Sylvère Matéos, 26 ans, est doctorant en économie de l’éducation et enseigne  la macroéconomie à Lyon 2. Passionné de pédagogie, il résume sa vision du métier de professeur par la célèbre phrase de Jean-Jacques Rousseau [1] :

« Jeune instituteur, je vous prêche un art difficile, c’est de gouverner sans préceptes, et de tout faire en ne faisant rien. »

Autrement dit, un bon pédagogue doit s’adapter à son élève (« gouverner sans préceptes ») et construire des situations d’apprentissage qui l’amènent là où il souhaite qu’il aille (« tout faire »), sans jamais se mettre à sa place pour apprendre (« en ne faisant rien »).

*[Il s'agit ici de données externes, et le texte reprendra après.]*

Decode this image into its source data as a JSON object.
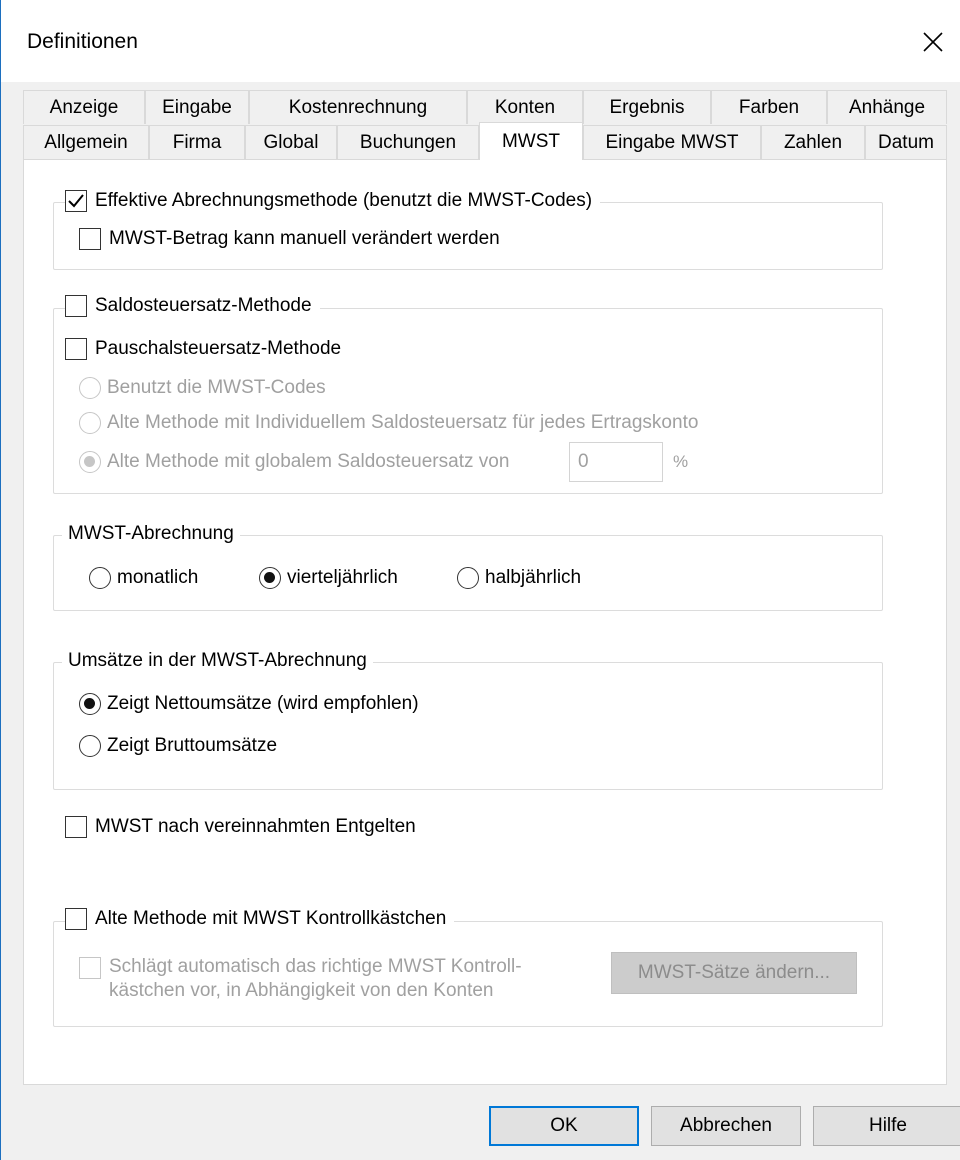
{
  "window": {
    "title": "Definitionen"
  },
  "tabs": {
    "row1": [
      "Anzeige",
      "Eingabe",
      "Kostenrechnung",
      "Konten",
      "Ergebnis",
      "Farben",
      "Anhänge"
    ],
    "row2": [
      "Allgemein",
      "Firma",
      "Global",
      "Buchungen",
      "MWST",
      "Eingabe MWST",
      "Zahlen",
      "Datum"
    ],
    "active": "MWST"
  },
  "effective": {
    "label": "Effektive Abrechnungsmethode (benutzt die MWST-Codes)",
    "checked": true,
    "manual_label": "MWST-Betrag kann manuell verändert werden",
    "manual_checked": false
  },
  "saldo": {
    "label": "Saldosteuersatz-Methode",
    "pauschal_label": "Pauschalsteuersatz-Methode",
    "options": [
      "Benutzt die MWST-Codes",
      "Alte Methode mit Individuellem Saldosteuersatz für jedes Ertragskonto",
      "Alte Methode mit globalem Saldosteuersatz von"
    ],
    "selected_index": 2,
    "rate_value": "0",
    "rate_unit": "%"
  },
  "abrechnung": {
    "legend": "MWST-Abrechnung",
    "options": [
      "monatlich",
      "vierteljährlich",
      "halbjährlich"
    ],
    "selected": "vierteljährlich"
  },
  "umsaetze": {
    "legend": "Umsätze in der MWST-Abrechnung",
    "options": [
      "Zeigt Nettoumsätze (wird empfohlen)",
      "Zeigt Bruttoumsätze"
    ],
    "selected_index": 0
  },
  "vereinnahmt": {
    "label": "MWST nach vereinnahmten Entgelten",
    "checked": false
  },
  "kontroll": {
    "label": "Alte Methode mit MWST Kontrollkästchen",
    "checked": false,
    "auto_line1": "Schlägt automatisch das richtige MWST Kontroll-",
    "auto_line2": "kästchen vor, in Abhängigkeit von den Konten",
    "rates_button": "MWST-Sätze ändern..."
  },
  "buttons": {
    "ok": "OK",
    "cancel": "Abbrechen",
    "help": "Hilfe"
  }
}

Il est en effet nécessaire que la situation créée laisse l’apprenant libre de s’engager dans la démarche d’apprentissage pour qu’il s’approprie réellement le savoir qu’on lui transmet. Pour atteindre ce difficile équilibre, Sylvère Matéos construit ses cours sur la base de plusieurs principes.

Le premier est de toujours donner du sens à ses cours : il ne faut pas partir du postulat que le sujet intéresse forcément l’élève, il faut au contraire lui en expliquer l’intérêt pour lui donner envie d’apprendre.

Cela rejoint son deuxième principe, à savoir que « c’est par la curiosité que l’on peut stimuler les étudiants ». En effet, il estime que si chaque apprenant est différent, ils partagent tous un point commun : une curiosité naturelle. En éveillant cette curiosité (ou en la réveillant), on peut amener l’élève à vouloir apprendre, à entrer par lui-même dans un processus d’apprentissage.

Troisième principe : il est nécessaire d’être exigeant et de pousser l’élève à réfléchir et à développer son esprit critique. Pour encourager les étudiants à se dépasser, il est nécessaire de leur donner des incitations à travailler : « cela passe par des exercices accessibles car rien n’est plus décourageant que le sentiment de n’être pas capable de réussir. Il s’agit aussi de valoriser la réussite, car contrairement à ce que beaucoup de gens pensent, la motivation est une conséquence de la réussite et non un préalable ». Enfin la contrainte, sous la forme d’évaluations régulières par exemple, est aussi nécessaire pour l’apprentissage. En effet, les étudiants sont comme tout le monde, ils « optimisent ». C’est-à-dire qu’ils cherchent toujours à maximiser leurs plaisirs (les loisirs) et à minimiser leurs peines (le travail) car « on est tous curieux mais on est tous fainéant ! ».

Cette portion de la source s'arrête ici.